Re: Consensus call to include Display Strings in draft-ietf-httpbis-sfbis from Julian Reschke on 2023-05-28 (ietf-http-wg@w3.org from April to June 2023)

From: Julian Reschke <julian.reschke@gmx.de>
Date: Sun, 28 May 2023 05:51:49 +0200
To: ietf-http-wg@w3.org
Message-ID: <83822f88-e1ae-708c-22b7-4be44e15d274@gmx.de>

On 27.05.2023 22:40, Willy Tarreau wrote:
> Hi Julian,
>
> On Sat, May 27, 2023 at 11:55:59AM +0200, Julian Reschke wrote:
>> On 27.05.2023 10:37, Willy Tarreau wrote:
>>> ...
>>
>> Without having read all details:
>>
>> +1 to consider (!) just using raw octets
>>
>> +1 not to use sf-binary
>>
>> +1 to exclude ASCII controls (but not entirely sure about CR LF HTAB)
>>
>> but
>>
>> -1 to use anything but UTF-8 (I fail to see any reason for that) - and
>> no, use of UTF-8 does require revising things when Unicode code points
>> are added
>
> Unless I'm totally mistaken, the maximum sequence length has increased
> over time to support new code points.

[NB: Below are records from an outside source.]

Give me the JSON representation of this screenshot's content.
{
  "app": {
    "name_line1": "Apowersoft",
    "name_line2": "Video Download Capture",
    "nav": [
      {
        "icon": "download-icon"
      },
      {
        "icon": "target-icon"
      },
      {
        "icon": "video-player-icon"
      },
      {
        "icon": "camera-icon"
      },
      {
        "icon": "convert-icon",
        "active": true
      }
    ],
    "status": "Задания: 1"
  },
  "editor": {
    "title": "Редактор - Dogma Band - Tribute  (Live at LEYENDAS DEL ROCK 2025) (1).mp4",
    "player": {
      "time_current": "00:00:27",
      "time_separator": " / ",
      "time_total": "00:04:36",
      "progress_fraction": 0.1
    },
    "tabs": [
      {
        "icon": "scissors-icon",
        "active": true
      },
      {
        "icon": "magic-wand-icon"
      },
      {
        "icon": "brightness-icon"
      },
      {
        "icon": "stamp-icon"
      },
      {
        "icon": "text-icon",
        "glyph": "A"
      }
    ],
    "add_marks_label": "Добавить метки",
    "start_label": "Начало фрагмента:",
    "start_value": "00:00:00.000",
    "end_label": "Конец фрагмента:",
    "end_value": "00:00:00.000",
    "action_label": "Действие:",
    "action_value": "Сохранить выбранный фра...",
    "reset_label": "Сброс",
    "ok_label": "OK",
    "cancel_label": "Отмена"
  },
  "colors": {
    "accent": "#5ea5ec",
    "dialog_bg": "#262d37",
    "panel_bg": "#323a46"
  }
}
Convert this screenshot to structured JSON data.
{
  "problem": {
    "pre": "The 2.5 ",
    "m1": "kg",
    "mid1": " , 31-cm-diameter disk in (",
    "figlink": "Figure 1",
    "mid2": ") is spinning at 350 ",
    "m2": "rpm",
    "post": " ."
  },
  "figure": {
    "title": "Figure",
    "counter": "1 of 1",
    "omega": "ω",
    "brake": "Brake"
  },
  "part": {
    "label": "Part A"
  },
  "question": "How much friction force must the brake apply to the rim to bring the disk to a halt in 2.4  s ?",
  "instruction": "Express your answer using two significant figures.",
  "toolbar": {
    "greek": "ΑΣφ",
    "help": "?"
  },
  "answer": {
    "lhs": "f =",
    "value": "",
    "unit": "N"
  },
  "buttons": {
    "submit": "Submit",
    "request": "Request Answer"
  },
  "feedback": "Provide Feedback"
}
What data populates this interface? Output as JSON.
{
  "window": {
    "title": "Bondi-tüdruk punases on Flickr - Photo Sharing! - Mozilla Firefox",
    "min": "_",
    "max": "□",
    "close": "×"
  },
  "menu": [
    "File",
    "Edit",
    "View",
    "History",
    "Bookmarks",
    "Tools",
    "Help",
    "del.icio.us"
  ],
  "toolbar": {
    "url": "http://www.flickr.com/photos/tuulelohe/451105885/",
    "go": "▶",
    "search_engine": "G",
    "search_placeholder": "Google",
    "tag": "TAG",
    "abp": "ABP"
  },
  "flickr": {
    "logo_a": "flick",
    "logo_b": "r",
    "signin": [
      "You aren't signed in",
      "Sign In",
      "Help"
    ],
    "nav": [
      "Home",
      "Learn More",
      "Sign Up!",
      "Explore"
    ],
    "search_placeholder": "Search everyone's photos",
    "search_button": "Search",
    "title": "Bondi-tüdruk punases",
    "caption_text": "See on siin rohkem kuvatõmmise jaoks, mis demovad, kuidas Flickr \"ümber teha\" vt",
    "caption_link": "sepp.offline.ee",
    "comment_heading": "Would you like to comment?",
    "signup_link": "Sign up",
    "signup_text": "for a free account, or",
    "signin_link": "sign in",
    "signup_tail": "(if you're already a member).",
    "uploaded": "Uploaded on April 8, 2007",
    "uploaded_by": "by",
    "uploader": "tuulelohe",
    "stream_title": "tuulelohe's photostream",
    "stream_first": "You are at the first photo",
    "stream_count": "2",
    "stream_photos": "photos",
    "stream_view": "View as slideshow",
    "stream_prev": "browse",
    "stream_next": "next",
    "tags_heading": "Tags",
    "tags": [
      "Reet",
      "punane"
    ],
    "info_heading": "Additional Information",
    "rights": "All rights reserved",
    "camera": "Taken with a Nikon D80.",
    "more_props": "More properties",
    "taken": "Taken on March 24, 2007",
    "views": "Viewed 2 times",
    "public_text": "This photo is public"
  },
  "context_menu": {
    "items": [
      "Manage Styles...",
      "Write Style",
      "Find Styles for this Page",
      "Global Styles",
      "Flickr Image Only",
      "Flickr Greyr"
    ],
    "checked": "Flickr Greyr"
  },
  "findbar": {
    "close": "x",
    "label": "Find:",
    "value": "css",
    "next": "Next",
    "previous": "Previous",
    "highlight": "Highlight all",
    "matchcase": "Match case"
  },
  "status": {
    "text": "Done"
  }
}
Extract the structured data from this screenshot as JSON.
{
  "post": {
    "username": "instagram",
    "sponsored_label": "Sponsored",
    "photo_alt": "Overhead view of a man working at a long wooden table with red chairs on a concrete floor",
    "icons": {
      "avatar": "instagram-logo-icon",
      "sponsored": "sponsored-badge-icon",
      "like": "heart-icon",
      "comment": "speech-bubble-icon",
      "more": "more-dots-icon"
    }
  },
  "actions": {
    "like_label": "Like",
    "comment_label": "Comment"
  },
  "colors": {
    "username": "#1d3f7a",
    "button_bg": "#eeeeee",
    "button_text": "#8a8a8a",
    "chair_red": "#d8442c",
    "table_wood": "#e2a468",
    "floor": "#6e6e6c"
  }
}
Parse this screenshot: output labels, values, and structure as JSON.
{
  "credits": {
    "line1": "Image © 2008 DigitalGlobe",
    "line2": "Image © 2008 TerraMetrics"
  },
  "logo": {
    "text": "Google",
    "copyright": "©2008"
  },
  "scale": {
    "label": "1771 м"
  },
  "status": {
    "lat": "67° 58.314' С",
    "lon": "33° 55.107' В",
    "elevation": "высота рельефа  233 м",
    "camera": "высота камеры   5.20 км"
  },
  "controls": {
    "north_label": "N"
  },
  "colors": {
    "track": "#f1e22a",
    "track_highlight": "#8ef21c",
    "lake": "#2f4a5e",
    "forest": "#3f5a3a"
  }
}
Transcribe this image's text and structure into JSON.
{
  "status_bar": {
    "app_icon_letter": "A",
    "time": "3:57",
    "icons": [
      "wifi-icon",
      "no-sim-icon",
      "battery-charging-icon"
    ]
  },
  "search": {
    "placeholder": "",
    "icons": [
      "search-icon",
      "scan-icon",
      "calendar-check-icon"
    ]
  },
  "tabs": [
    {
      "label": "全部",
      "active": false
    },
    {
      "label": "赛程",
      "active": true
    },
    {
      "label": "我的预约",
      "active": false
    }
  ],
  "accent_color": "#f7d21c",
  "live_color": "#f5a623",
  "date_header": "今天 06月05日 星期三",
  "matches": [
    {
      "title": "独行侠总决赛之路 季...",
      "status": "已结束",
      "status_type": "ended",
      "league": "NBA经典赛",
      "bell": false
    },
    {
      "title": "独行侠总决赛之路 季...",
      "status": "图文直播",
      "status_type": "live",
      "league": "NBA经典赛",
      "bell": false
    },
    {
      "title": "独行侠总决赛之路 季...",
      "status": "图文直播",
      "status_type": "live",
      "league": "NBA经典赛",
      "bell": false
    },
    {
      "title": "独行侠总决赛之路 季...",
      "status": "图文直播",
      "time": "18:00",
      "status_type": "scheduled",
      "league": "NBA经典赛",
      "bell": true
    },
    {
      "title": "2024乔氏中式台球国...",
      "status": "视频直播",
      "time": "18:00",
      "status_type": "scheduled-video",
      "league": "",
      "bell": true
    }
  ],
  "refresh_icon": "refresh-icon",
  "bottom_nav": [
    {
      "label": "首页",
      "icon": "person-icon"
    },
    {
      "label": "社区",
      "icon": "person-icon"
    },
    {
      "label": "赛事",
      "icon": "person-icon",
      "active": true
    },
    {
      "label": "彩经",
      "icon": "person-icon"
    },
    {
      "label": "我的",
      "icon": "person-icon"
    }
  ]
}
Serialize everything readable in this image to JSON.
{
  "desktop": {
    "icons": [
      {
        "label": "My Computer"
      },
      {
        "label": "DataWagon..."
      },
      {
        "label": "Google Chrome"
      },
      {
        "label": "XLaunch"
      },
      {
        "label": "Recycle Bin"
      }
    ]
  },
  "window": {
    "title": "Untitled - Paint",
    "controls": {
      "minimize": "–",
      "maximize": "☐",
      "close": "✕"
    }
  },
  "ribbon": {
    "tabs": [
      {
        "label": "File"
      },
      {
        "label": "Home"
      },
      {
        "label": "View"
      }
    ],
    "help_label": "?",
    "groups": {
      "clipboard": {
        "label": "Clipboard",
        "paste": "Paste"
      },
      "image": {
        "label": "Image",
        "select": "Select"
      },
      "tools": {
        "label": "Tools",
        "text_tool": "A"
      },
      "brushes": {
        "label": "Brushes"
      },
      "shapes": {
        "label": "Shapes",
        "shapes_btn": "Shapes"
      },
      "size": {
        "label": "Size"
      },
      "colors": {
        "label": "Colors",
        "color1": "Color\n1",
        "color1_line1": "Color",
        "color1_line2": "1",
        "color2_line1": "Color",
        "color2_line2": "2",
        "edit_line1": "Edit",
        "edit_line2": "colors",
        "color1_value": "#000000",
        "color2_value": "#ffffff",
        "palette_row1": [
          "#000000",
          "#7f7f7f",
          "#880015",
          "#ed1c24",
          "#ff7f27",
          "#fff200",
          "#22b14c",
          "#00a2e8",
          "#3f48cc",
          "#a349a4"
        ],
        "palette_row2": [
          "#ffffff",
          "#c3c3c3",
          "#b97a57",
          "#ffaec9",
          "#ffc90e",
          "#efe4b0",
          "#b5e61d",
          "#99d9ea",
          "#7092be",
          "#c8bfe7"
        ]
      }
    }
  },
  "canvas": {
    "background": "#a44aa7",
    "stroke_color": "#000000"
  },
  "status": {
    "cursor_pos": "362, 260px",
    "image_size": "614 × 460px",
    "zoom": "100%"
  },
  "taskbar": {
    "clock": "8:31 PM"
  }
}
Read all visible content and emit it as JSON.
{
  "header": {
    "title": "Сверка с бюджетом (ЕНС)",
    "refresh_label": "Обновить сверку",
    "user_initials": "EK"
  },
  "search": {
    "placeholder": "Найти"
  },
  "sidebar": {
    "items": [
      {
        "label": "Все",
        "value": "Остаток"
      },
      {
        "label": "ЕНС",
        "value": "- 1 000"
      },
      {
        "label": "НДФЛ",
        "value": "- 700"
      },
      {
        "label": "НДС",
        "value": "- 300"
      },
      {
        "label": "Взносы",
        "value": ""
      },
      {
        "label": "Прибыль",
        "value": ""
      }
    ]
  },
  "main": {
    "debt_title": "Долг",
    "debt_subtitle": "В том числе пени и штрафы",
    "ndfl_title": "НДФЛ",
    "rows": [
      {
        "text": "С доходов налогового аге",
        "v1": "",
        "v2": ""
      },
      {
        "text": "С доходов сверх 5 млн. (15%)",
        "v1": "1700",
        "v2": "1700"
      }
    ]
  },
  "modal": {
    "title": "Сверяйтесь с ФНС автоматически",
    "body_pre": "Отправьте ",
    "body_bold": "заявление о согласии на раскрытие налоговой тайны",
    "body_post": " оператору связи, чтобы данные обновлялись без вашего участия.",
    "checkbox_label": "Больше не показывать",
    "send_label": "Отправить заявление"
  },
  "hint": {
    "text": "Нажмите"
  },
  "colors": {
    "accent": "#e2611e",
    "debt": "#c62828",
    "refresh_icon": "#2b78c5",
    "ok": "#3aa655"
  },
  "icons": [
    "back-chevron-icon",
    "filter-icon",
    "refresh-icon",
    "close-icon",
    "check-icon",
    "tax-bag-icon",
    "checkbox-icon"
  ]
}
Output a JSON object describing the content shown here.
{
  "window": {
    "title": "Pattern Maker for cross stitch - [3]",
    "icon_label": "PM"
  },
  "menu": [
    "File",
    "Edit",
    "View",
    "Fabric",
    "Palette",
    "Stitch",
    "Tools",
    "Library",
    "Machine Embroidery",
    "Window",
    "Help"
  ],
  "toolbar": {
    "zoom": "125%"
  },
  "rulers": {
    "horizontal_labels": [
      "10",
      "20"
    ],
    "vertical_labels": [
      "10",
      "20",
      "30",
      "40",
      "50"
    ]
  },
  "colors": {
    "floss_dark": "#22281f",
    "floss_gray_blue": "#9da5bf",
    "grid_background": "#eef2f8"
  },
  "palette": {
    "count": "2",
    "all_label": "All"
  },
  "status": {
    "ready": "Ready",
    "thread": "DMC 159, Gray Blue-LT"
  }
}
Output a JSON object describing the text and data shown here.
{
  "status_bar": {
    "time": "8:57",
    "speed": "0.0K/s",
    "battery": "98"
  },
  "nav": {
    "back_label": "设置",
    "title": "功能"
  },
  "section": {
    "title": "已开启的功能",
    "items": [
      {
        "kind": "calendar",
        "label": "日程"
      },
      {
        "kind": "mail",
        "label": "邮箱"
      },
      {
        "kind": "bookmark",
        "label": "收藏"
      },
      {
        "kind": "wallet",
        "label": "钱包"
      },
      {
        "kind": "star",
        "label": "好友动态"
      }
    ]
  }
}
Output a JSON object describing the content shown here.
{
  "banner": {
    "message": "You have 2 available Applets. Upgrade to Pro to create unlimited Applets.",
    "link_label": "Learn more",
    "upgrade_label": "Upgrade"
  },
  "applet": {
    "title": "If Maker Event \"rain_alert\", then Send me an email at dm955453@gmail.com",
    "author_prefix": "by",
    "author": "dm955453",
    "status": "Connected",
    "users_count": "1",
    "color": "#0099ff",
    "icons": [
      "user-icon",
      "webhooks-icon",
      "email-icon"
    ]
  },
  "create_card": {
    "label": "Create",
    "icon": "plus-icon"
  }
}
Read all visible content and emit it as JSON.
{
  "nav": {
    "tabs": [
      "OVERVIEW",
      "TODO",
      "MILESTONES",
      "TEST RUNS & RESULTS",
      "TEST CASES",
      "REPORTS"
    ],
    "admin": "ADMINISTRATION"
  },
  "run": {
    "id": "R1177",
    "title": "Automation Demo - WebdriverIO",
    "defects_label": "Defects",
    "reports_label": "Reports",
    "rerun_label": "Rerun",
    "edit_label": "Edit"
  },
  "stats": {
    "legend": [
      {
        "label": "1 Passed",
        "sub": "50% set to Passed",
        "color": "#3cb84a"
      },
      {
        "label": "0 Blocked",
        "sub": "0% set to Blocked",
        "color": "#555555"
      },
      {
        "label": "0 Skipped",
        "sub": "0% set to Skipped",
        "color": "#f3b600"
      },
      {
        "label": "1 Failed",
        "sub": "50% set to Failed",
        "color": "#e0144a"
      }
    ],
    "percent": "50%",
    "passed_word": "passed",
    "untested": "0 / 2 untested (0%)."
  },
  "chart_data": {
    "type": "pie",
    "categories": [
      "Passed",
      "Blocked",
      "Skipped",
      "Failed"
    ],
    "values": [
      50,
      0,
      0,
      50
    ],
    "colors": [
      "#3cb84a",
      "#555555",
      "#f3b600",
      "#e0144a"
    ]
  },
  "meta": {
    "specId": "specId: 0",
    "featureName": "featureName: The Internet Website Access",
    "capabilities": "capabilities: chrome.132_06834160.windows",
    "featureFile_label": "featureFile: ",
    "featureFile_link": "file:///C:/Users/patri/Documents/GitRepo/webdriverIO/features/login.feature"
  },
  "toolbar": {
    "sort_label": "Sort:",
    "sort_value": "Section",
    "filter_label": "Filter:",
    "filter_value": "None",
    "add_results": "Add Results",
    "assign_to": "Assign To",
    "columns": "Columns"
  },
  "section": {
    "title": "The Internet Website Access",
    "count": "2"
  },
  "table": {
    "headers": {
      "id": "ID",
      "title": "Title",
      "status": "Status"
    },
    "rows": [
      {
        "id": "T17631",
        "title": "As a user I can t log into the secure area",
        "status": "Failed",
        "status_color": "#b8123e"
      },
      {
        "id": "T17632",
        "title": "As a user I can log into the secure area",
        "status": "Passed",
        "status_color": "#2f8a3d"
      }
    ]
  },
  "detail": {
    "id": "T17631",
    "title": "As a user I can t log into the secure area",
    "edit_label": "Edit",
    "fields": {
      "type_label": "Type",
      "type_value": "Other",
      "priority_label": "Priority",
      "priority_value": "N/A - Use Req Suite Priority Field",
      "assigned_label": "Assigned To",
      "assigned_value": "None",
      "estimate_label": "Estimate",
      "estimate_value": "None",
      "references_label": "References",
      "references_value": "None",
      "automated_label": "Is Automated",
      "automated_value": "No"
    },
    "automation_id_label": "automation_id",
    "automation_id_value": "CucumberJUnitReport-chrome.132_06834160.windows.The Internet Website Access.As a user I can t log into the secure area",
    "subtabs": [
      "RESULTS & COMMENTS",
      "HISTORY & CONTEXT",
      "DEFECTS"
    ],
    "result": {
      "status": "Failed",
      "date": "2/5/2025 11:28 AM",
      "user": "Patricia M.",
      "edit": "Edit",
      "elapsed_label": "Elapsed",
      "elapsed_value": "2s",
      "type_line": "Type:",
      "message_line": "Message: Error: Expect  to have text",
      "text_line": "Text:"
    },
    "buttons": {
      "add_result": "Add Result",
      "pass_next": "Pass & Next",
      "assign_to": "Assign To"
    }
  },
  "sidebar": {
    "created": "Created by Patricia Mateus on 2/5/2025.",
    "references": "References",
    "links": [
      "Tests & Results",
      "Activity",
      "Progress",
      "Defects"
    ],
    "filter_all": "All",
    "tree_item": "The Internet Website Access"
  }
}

I remember having myself implemented
> decoding functions a long time ago in a security component where we were
> required to fail past 4 or maybe 5 bytes, and that I later learned that
> they had to extend it by one or two bytes to support new code points. I
> don't remember the exact details but my point is that we must not impose
> this absurdly insecure decoding to infrastructure components, or they
> will regularly be accusated of blocking valid contents :-/  As long as
> they can pass it as-is and it's the recipient's goal to figure if they
> successfully decode or not, that's fine by me.

AFAIU, the UTF-8 encoding/decoding function (sequence of code points to
octets and vice versa) never has changed (see
https://datatracker.ietf.org/doc/html/rfc3629#section-3). Am I missing
something here?

Best regards, Julian

Received on Sunday, 28 May 2023 03:51:55 UTC